Entrei no supermercado toda laroca, peguei num cestito daqueles de segurar no braço e fui, qual Capuchinho Vermelho, direitinha à zona dos legumes.
Ora, estava eu cantarolando uma música que não me sai da cabeça há uns dias, uma coisa chamada Marlisse, dos Fisher Z (só hoje é que soube como se chamava), e escolhendo umas cenouritas biológicas com muito bom ar, quando o som de uma discussão me desviou o tino daquilo que estava a fazer.
Empertiguei-me muito bem empertigada, com o pescoço quase a desconchavar-se das clavículas, olhos muito arremelgados e ouvidos bem alerta.
Junto à linha de caixas desenrolava-se uma cena macaca. Aparentemente tratava-se de duas famílias desentendidas porque um dos individuos de uma teria insultado a sogra de um individuo da outra.
A coisa aqueceu, aqueceu, até que ferveu e descambou completamente.
Foi soco, pontapé, chapadão e palavrões que até ferveu. Fiquei feliz por os meus filhotes não estarem ali a ver aquilo. Era homens a bater em homens e homens a bater em mulheres. Homens a defender as mulheres e mulheres a tentar bater em homens. Todo o palavreado que fazia de banda sonora era de fugir, apesar de não se perceber metade entre os berros deles e os achaques, gemidos e fanicos delas.
O grupo movimentava-se pela loja, das caixas para a charcutaria, da charcutaria para o talho, daí para as caixas e por aí fora. Não se sabia para onde eles iriam a seguir, então a malta que como eu, se esforçava por fazer as suas compritas, tinha que andar a desviar-se deles. Ora foge para os azeites e óleos, ora desvia para a higiene pessoal, ora dá uma corridinha até aos congelados que são lá mais ao fundo.
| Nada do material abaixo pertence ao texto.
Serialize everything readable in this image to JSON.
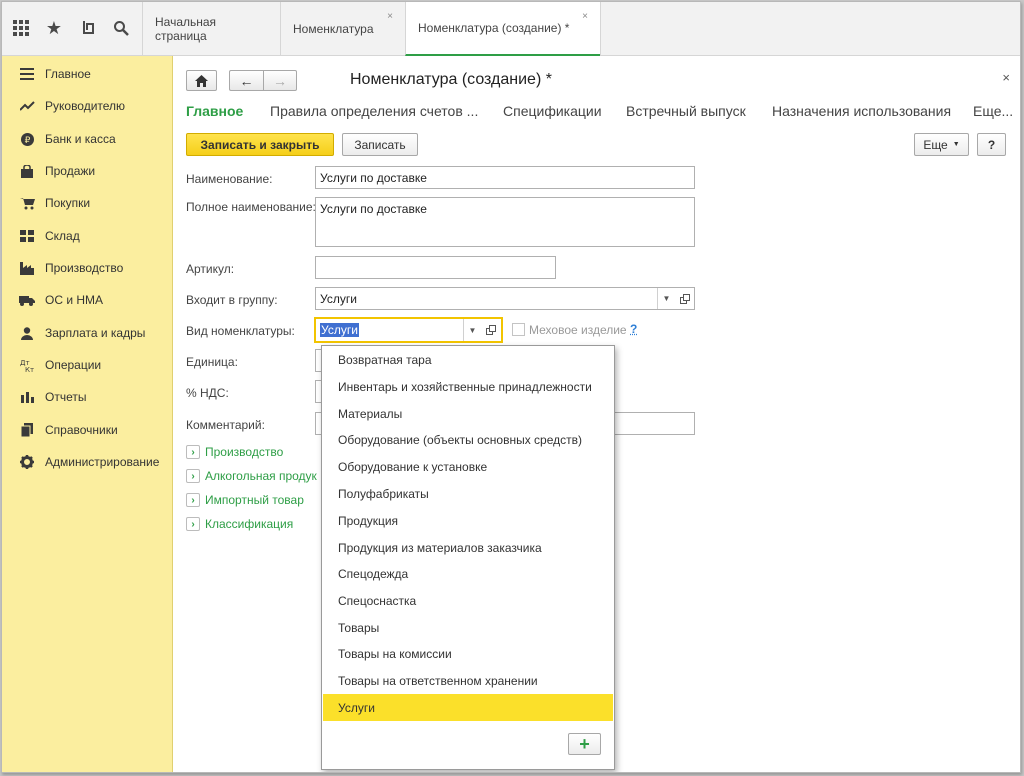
{
  "topbar": {
    "tabs": [
      {
        "label": "Начальная страница"
      },
      {
        "label": "Номенклатура",
        "close": "×"
      },
      {
        "label": "Номенклатура (создание) *",
        "close": "×"
      }
    ]
  },
  "sidebar": {
    "items": [
      {
        "label": "Главное",
        "icon": "menu-lines-icon"
      },
      {
        "label": "Руководителю",
        "icon": "trend-icon"
      },
      {
        "label": "Банк и касса",
        "icon": "ruble-icon"
      },
      {
        "label": "Продажи",
        "icon": "bag-icon"
      },
      {
        "label": "Покупки",
        "icon": "cart-icon"
      },
      {
        "label": "Склад",
        "icon": "warehouse-icon"
      },
      {
        "label": "Производство",
        "icon": "factory-icon"
      },
      {
        "label": "ОС и НМА",
        "icon": "truck-icon"
      },
      {
        "label": "Зарплата и кадры",
        "icon": "person-icon"
      },
      {
        "label": "Операции",
        "icon": "operations-icon"
      },
      {
        "label": "Отчеты",
        "icon": "bar-chart-icon"
      },
      {
        "label": "Справочники",
        "icon": "books-icon"
      },
      {
        "label": "Администрирование",
        "icon": "gear-icon"
      }
    ]
  },
  "window": {
    "title": "Номенклатура (создание) *",
    "close": "×"
  },
  "form_tabs": [
    {
      "label": "Главное"
    },
    {
      "label": "Правила определения счетов ..."
    },
    {
      "label": "Спецификации"
    },
    {
      "label": "Встречный выпуск"
    },
    {
      "label": "Назначения использования"
    },
    {
      "label": "Еще..."
    }
  ],
  "toolbar": {
    "save_close": "Записать и закрыть",
    "save": "Записать",
    "more": "Еще",
    "help": "?"
  },
  "form": {
    "name_label": "Наименование:",
    "name_value": "Услуги по доставке",
    "full_name_label": "Полное наименование:",
    "full_name_value": "Услуги по доставке",
    "article_label": "Артикул:",
    "article_value": "",
    "group_label": "Входит в группу:",
    "group_value": "Услуги",
    "kind_label": "Вид номенклатуры:",
    "kind_value": "Услуги",
    "fur_label": "Меховое изделие",
    "fur_help": "?",
    "unit_label": "Единица:",
    "vat_label": "% НДС:",
    "comment_label": "Комментарий:"
  },
  "groups": [
    {
      "label": "Производство"
    },
    {
      "label": "Алкогольная продук"
    },
    {
      "label": "Импортный товар"
    },
    {
      "label": "Классификация"
    }
  ],
  "dropdown": {
    "items": [
      {
        "label": "Возвратная тара"
      },
      {
        "label": "Инвентарь и хозяйственные принадлежности"
      },
      {
        "label": "Материалы"
      },
      {
        "label": "Оборудование (объекты основных средств)"
      },
      {
        "label": "Оборудование к установке"
      },
      {
        "label": "Полуфабрикаты"
      },
      {
        "label": "Продукция"
      },
      {
        "label": "Продукция из материалов заказчика"
      },
      {
        "label": "Спецодежда"
      },
      {
        "label": "Спецоснастка"
      },
      {
        "label": "Товары"
      },
      {
        "label": "Товары на комиссии"
      },
      {
        "label": "Товары на ответственном хранении"
      },
      {
        "label": "Услуги"
      }
    ],
    "selected_index": 13,
    "add_label": "+"
  },
  "colors": {
    "accent_green": "#2e9e46",
    "sidebar_yellow": "#fbee9f",
    "primary_button": "#f5cf19",
    "selection_yellow": "#fbe02a"
  }
}
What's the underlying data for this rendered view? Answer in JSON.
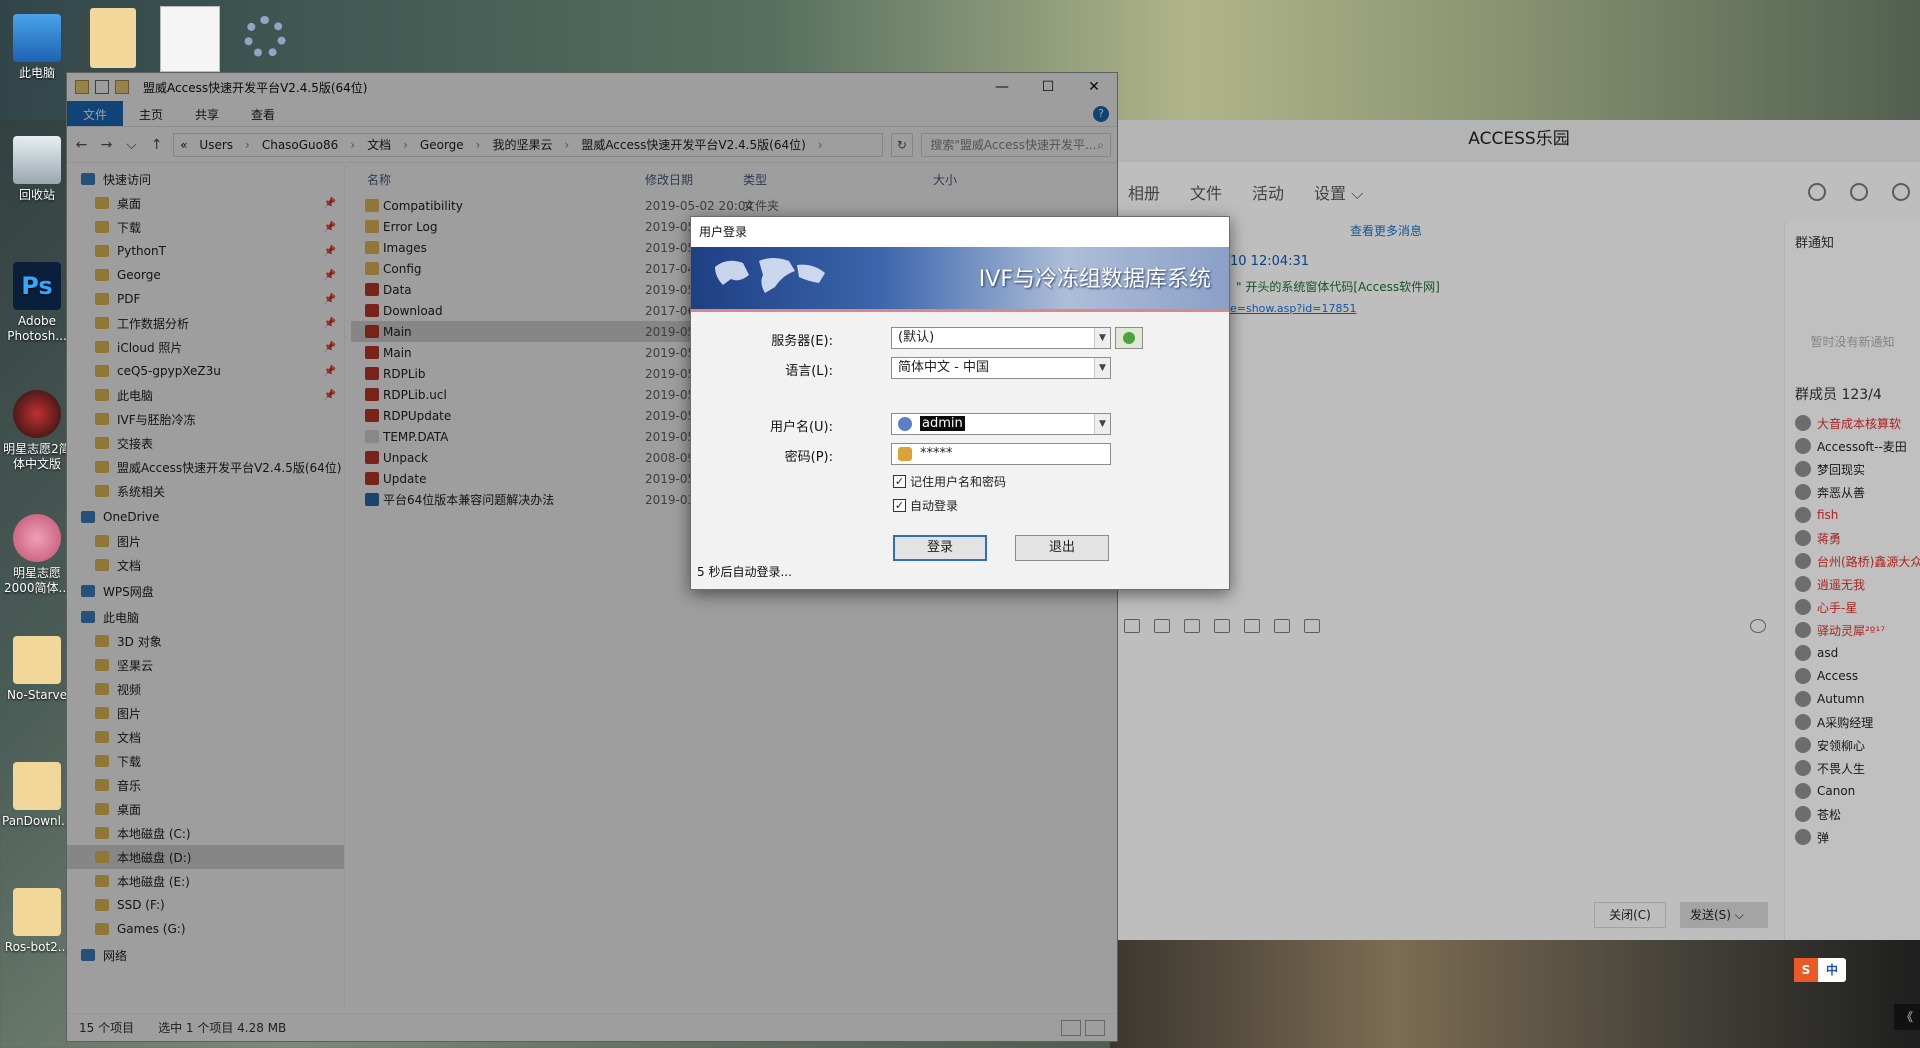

Tudo isto sempre a espreitar pelo canto do olho para não perder pitada enquanto diisfarçava lindamente para os meus companheiros de plateia não se sentirem os únicos, e rezava secretamente para que nenhum dos pugilistas tivesse uma pistola e desatasse para ali aos tiros.
Lá apareceram uns seguranças e uns rapazolas mais afoitos e a coisa esmoreceu, se bem que me parece que foi ser terminada lá fora.
Quando fui finalmente buscar a criançada, contei - lhes o que se tinha passado.
É lógico que ouviram tudo, todos interessados.
Quando cheguei à parte em que expliquei eram cerca de oito ou dez pessoas envolvidas na escaramuça, e que aparentemente se tratava de duas famílias, o Vasco começou:
- Eram oito ou eram dez?
- Sei lá, Vasco, eram umas quantas, não contei.
- E diziam o quê?
- Não sei, insultavam-se e diziam palavrões.
- Que palavrões?
- Não digo, ora!
- E era como? Era cada família em linha de frente para a outra família?
Aí a Teresa interrompeu o massacre.
- Não, idiota, não era um duelo! É tudo ao molho, não é mãe? Uns em cima dos outros.
Encolhi os ombros, já exasperada. E logo o Vasco, que já devia ter o filme todo a passar-lhe à frente dos olhos:
- Já sei, vê-se aquela bola de pó com os braços e as pernas a sair! Fixe! Mãe, agora vou sempre contigo ao Pingo Doce!